The most recent amendments make the expiry of such a covenant automatic, with the only formality being the removal of registration of the spent covenant upon request.
[27] I accept that s. 119(9) of the Land Titles Act is intended to increase certainty and finality by mandating the expiration of restrictive covenants after 40 years. However, preserving substantive rights that existed before property is transferred into the Land Titles system does not undermine the principles of certainty or finality. Interpreting s. 119(9) in a way that protects rights that existed under the Registry system cannot extend a condition, restriction or covenant beyond the statutory maximum of 40 years, thus assuring finality no more than 40 years after the property is converted. And preserving rights that existed under the Registry system does not create uncertainty. It simply changes the date on which the 40-year period starts to run. In this case, the right in question has a fixed date on which it is deemed to expire – 2038 – and it cannot be extended beyond that date.
[28] Finally, the interpretation proposed by Ms. Melville is inconsistent with the presumption against retrospective application of law. If we were to interpret s. 119(9) of the Land Titles Act to mean that it effectively terminates rights afforded by a valid Notice of Claim registered under the Registry Act, that would be a retrospective application of the law. Such an interpretation would attach a new consequence in the future to an event that took place before the land was subject to the Land Titles Act and would change the law from what it otherwise would have been if the land was not transferred: Elmer A. Drieger, “Statutes: Retroactive Retrospective Reflections” (1978) 56:2 Can Bar Rev 264, at 268-269.
[29] Courts should presume that legislation affecting existing substantive rights only operates prospectively (i.e. to future transactions) unless it is possible to “discern a clear legislative intent that it is to apply retrospectively”: R. v. Dineley, 2012 SCC 58, [2012] 3 S.C.R. 272, at para. 10. As I have already found, there is no express language to suggest that s. 119(9) was intended to apply retrospectively in a way that would interfere with existing rights or interests. And other provisions of the Land Titles Act, particularly s. 46, expressly provide that the rights and interests were not affected by the conversion. Because the intent was to preserve rights and interests that existed under the Registry Act when land was converted to the Land Titles system, I find that s. 119(9) must be interpreted as applying prospectively.

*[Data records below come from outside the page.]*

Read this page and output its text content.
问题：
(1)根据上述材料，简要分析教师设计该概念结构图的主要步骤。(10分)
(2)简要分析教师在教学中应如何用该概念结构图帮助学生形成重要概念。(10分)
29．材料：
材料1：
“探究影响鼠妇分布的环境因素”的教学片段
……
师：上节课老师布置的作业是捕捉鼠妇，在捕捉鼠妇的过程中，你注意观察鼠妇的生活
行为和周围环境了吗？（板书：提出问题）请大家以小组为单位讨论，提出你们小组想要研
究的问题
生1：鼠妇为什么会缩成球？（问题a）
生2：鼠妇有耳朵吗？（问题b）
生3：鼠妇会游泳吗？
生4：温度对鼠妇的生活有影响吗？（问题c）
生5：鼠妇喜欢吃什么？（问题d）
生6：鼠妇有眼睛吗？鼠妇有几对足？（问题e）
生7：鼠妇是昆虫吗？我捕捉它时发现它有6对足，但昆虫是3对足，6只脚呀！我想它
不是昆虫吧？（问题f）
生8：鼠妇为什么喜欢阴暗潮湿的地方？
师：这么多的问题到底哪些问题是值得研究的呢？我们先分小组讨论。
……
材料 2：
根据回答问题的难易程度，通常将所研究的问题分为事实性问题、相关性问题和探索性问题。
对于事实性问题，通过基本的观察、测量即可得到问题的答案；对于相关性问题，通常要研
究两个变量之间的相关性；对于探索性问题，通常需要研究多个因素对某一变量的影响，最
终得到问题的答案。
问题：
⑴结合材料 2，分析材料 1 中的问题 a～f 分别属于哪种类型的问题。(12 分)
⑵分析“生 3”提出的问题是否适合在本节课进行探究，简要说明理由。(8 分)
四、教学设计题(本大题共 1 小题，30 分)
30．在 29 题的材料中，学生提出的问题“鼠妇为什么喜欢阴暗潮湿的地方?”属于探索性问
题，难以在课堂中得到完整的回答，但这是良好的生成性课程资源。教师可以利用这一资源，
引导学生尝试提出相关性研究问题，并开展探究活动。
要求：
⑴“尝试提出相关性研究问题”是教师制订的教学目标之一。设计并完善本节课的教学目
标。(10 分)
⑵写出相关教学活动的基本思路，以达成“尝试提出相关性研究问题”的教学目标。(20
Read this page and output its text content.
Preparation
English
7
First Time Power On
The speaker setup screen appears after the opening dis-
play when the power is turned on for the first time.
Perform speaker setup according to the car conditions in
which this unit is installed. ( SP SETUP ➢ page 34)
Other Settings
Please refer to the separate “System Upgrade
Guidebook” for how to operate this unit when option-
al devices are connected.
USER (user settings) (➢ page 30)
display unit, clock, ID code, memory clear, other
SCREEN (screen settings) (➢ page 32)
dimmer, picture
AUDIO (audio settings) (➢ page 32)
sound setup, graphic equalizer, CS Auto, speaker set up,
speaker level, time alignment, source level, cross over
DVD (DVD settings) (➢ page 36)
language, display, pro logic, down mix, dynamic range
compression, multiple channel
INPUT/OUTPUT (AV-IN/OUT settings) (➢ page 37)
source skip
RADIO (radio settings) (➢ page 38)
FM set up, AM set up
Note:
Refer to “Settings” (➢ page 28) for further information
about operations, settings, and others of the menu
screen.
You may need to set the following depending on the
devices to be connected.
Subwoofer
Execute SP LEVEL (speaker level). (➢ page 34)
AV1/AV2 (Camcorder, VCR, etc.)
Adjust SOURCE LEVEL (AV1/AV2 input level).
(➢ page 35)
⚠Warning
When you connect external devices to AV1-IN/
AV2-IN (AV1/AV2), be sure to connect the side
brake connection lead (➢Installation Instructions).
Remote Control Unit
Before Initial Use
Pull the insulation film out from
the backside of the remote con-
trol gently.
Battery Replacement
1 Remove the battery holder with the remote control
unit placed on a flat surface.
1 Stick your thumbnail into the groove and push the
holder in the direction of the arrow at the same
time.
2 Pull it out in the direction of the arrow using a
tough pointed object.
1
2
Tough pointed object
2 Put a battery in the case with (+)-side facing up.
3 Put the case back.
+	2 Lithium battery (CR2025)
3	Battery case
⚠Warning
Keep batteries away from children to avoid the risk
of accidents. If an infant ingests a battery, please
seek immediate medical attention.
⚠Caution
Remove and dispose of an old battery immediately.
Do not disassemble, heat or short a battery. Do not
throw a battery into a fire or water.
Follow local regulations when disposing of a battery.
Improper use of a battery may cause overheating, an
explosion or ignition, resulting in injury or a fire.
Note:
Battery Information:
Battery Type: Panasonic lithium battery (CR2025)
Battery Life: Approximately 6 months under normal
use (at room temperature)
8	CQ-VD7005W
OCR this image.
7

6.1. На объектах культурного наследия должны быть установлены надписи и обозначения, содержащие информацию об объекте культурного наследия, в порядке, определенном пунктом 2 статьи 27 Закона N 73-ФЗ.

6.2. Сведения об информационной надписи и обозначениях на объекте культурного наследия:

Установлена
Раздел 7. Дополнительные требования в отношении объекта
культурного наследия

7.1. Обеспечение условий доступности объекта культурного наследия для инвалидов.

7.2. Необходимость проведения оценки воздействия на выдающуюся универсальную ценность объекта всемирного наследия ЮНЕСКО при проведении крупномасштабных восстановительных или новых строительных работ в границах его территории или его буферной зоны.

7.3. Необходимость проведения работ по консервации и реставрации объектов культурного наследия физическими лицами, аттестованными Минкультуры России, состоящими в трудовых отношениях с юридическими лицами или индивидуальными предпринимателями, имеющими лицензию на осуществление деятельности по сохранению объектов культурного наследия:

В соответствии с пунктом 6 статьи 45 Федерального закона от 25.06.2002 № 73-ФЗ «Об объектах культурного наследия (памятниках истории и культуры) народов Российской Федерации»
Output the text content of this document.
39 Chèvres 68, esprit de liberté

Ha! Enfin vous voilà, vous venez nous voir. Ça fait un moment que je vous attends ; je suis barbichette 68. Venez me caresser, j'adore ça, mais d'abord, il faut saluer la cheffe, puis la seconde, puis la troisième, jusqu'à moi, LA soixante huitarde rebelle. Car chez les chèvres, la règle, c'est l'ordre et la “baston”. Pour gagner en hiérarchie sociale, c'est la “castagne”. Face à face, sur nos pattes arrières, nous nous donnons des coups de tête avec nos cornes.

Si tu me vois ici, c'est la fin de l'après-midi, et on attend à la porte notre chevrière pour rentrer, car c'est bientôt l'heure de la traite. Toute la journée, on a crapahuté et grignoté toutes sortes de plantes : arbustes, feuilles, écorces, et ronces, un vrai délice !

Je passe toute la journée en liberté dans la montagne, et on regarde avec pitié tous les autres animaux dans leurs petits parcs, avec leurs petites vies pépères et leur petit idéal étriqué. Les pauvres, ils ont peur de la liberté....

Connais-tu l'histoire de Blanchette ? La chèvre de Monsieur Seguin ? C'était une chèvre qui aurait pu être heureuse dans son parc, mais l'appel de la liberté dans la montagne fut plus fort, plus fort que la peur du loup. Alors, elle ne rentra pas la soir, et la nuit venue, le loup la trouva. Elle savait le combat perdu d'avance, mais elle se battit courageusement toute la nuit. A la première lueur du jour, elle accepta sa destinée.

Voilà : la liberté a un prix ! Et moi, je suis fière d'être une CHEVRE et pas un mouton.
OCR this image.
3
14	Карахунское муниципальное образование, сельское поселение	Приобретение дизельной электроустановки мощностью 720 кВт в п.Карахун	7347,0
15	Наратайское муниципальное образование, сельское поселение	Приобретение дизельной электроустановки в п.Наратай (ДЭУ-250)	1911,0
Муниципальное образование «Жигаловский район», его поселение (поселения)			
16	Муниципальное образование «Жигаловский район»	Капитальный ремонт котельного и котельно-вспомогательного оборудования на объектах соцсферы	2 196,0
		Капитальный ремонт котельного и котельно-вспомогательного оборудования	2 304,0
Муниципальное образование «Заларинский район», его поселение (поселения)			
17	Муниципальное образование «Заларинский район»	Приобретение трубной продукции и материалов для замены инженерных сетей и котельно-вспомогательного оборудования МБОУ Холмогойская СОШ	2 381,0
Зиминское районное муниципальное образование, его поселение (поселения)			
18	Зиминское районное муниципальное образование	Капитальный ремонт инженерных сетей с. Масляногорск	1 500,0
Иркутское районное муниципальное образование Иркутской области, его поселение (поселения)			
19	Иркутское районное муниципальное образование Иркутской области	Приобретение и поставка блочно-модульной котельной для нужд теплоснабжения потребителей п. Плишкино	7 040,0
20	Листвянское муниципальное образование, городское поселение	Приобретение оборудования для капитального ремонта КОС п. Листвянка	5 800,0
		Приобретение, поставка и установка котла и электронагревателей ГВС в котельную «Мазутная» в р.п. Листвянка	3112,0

[30] I find that Justice Walters was correct that s. 119(9) does not extinguish Ms. McLaren’s right to enforce the restrictive covenant for 40 years after the Notice of Claim was filed in 1998. Applying s. 119(9) prospectively, Justice Walters was also correct that the restrictive covenant cannot be extended beyond 2038 and will be deemed to expire 40 years after the Notice of Claim was registered.
[31] The appeal is, therefore, dismissed.
[32] The parties agreed that the successful party on the appeal should be awarded $15,000 in costs. Ms. Melville shall, therefore, pay Ms. McLaren $15,000 in costs inclusive of HST and disbursements.
Davies J.
I agree: _______________________________
Sachs J.
I agree: _______________________________
Hebner J.
Date: November 18, 2024
CITATION: Melville v. McLaren, 2024 ONSC 6335
DIVISIONAL COURT FILE NO.: 227/23
DATE: 20241118
ONTARIO
SUPERIOR COURT OF JUSTICE
DIVISIONAL COURT
Sachs, Hebner and Davies JJ.
BETWEEN:
Janet Melville
Appellant
– and –
Shon McLaren
Respondent
REASONS FOR DECISION
Davies J.
Date of Release: November 18, 2024
[^1]: There were three separate proceedings over the validity of the Notice of Claim, the details of which are not pertinent to this matter. Ultimately, the court found the 1998 Notice of Claim was valid.